Franklin Pool and Leisure Centre
- Interactive map of Franklin Pool and Leisure Centre
- Former names: Franklin Rec Centre
- Address: 29 Franklin Road, Pukekohe, Pukekohe Hill 2120, New Zealand
- Location: Pukekohe, New Zealand
- Coordinates: 37°11′43″S 174°54′27″E﻿ / ﻿37.1953609°S 174.9074619°E
- Capacity: 1,100

Tenant
- Franklin Bulls (NZNBL) (2020–present)

Website
- www.franklinleisure.co.nz

= Franklin Pool and Leisure Centre =

Leisure centre in New Zealand

The Franklin Pool and Leisure Centre is a multi purpose leisure centre in Pukekohe, New Zealand, formally known as the Franklin Rec centre to locals. The centre now has facilities that include a fully equipped gym with strength and cardio equipment, a dedicated cardio space, functional training area, a group exercise and cycle studio with over 30 classes to enjoy. An indoor 25m pool with children’s splash area, dedicated learn to swim pool and sauna facilities were added in.

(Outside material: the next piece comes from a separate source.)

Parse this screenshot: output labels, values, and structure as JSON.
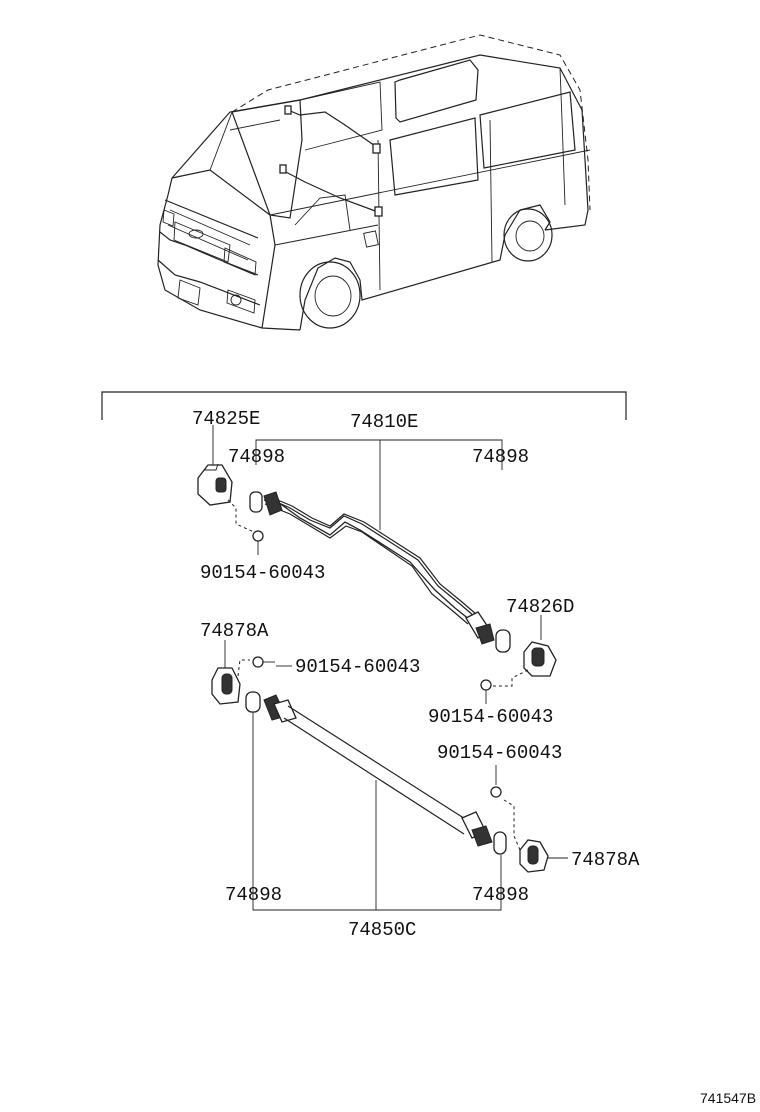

It is home to the Pukekohe Swimming Club, Franklin Basketball Association and the Franklin Bulls from the New Zealand National Basketball League. It has since picked up the nickname of "The Stockyard" during their games.

In May 2021, the New Zealand Breakers announced that they would play a regular season Australian National Basketball League game on 28 May at the venue. The game saw the Illawarra Hawks beat the New Zealand Breakers by 11 points. It was also the temporary home to the Indian Panthers.